15 Millionen deutscher Menschen aus ihrer jahrhundertealter Heimat in Schlesien, Pommern, Ostpreußen, Westpreußen, Provinz Posen, Sudetenland, Böhmen und Mähren, Ungarn, Rumänien, Jugoslawien und an der Wolga zu vertreiben, unter Zurücklassung ihres Hab und Gutes, haben selbst Kriege im Mittelater nicht fertiggebracht. Erst in unserem aufgeklärten 20. Jahrhundert ist dieses einzigartige Verbrechen möglich geworden. Die Deutschen in den Ostgebieten waren keine Nomaden, sondern über Jahrhunderte mit ihrer Heimat festverwurzelt. Erschwerend kam hinzu, daß diese vielen Millionen in ein überbevölkertes, kriegszerstörtes Restdeutschland transportiert wurden.
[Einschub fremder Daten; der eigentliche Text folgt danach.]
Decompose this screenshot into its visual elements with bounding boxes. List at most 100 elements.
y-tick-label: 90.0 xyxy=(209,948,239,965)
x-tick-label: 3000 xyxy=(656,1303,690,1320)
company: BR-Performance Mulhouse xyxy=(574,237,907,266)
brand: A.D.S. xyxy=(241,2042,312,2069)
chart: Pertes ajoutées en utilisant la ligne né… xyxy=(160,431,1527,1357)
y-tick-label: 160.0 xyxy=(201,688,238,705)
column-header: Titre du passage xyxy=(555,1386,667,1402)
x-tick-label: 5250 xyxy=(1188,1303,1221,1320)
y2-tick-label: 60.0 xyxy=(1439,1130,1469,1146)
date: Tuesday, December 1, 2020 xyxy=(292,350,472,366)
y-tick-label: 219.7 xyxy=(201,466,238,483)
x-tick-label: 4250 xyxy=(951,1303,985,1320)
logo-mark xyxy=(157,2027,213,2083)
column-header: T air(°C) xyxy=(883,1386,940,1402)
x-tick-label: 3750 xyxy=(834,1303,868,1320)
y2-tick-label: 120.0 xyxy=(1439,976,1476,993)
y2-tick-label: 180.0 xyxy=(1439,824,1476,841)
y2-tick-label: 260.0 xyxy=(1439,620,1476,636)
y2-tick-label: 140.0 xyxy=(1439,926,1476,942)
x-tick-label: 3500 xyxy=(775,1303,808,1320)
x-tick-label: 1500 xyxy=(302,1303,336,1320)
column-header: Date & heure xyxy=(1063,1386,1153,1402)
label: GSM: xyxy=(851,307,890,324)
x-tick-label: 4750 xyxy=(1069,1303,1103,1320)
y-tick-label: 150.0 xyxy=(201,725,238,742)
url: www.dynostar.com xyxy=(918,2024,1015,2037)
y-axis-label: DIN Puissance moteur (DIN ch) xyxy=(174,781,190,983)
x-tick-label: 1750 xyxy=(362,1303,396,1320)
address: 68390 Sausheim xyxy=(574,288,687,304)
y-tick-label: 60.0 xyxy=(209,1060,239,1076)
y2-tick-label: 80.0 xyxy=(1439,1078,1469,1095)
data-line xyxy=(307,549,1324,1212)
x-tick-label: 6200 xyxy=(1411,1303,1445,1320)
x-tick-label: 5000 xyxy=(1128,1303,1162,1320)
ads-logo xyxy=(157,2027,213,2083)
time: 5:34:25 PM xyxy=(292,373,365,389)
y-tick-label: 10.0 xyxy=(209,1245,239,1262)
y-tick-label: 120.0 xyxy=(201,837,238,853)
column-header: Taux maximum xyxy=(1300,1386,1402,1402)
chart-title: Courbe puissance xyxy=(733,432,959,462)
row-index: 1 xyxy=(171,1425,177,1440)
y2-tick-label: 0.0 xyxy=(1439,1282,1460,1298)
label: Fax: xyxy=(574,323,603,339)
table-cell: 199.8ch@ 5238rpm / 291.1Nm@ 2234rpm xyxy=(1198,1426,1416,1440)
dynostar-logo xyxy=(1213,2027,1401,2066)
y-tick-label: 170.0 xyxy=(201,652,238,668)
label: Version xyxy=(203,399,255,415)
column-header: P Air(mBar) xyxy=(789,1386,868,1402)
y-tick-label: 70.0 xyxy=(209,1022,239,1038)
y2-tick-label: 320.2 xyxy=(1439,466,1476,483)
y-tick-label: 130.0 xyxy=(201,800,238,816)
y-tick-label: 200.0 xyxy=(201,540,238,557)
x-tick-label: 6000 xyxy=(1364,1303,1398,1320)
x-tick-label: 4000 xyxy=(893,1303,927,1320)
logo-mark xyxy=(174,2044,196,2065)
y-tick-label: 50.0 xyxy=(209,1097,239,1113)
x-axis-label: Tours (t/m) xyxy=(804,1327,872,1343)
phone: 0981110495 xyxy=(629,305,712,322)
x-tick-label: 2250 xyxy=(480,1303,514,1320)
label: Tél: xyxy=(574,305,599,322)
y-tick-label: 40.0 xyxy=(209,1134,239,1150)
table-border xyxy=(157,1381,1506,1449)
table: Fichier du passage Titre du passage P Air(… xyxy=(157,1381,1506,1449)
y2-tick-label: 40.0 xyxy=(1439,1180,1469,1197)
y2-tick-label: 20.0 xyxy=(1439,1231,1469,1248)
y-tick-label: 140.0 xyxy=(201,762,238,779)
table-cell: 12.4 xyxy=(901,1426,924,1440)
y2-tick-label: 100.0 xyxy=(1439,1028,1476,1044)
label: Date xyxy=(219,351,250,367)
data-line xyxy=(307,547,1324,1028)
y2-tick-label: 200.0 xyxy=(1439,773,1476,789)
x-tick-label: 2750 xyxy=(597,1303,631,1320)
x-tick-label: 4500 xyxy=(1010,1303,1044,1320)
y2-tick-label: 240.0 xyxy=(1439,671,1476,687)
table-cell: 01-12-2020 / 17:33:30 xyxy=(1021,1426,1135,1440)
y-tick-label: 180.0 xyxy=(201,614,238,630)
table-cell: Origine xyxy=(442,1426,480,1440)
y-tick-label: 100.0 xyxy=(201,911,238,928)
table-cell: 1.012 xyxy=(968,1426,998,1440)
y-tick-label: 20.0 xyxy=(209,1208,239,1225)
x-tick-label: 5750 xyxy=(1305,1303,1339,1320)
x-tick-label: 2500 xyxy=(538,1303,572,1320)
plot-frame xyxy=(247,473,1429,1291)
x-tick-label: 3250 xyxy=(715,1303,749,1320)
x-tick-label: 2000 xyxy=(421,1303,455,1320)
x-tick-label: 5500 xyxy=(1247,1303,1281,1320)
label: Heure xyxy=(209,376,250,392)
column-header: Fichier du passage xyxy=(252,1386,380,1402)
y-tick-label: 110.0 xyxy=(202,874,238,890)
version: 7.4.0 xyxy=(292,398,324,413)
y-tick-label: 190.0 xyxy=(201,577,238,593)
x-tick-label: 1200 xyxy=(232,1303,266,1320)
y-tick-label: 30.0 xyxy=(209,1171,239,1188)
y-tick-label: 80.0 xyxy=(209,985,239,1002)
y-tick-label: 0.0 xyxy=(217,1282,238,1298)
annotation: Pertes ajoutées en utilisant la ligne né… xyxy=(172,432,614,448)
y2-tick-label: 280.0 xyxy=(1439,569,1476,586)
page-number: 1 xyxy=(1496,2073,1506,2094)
Für den dünnbesiedelten Osten Europas war es die schlechteste Entscheidung, die Deutschen aus ihrer Heimat zu vertreiben. Etwa 2 Millionen Zivilisten sind bei diesem völkerrechtswidrigen Verbrechen ums Leben gekommen. Man sehe sich diese Gebiete heute an! Deutschland gehört nun mit Holland und Belgien zu den am dichtest besiedelten Staaten in Europa. Es könnte sich selbst nicht mehr ernähren.

schoenebeck-1952Am schlechtesten hatten es die vertriebenen Schlesier getroffen, die in die Ostzone kamen, niemanden dort kannten und vielleicht auch noch als Gebirgler ins Flachland verpflanzt wurden. Care-Pakete, Lastenausgleich waren Fremdwörter - sie mußten sich offiziell auch noch als "Umsiedler" bezeichnen lassen. Ein Zusammenschluß in Landsmannschaften oder auch einfach ein Treffen der Leute aus einem Ort wurde von der Staatssicherheit verfolgt. Auch waren im offiziellen Sprachgebrauch nur die polnischen Namen der Orte in Schlesien erlaubt, obwohl die meisten sie kaum richtig schreiben oder aussprechen konnten.
Auf dem Foto von 1952 ein schlesisches Ehepaare, nach Schönebeck verpflanzt.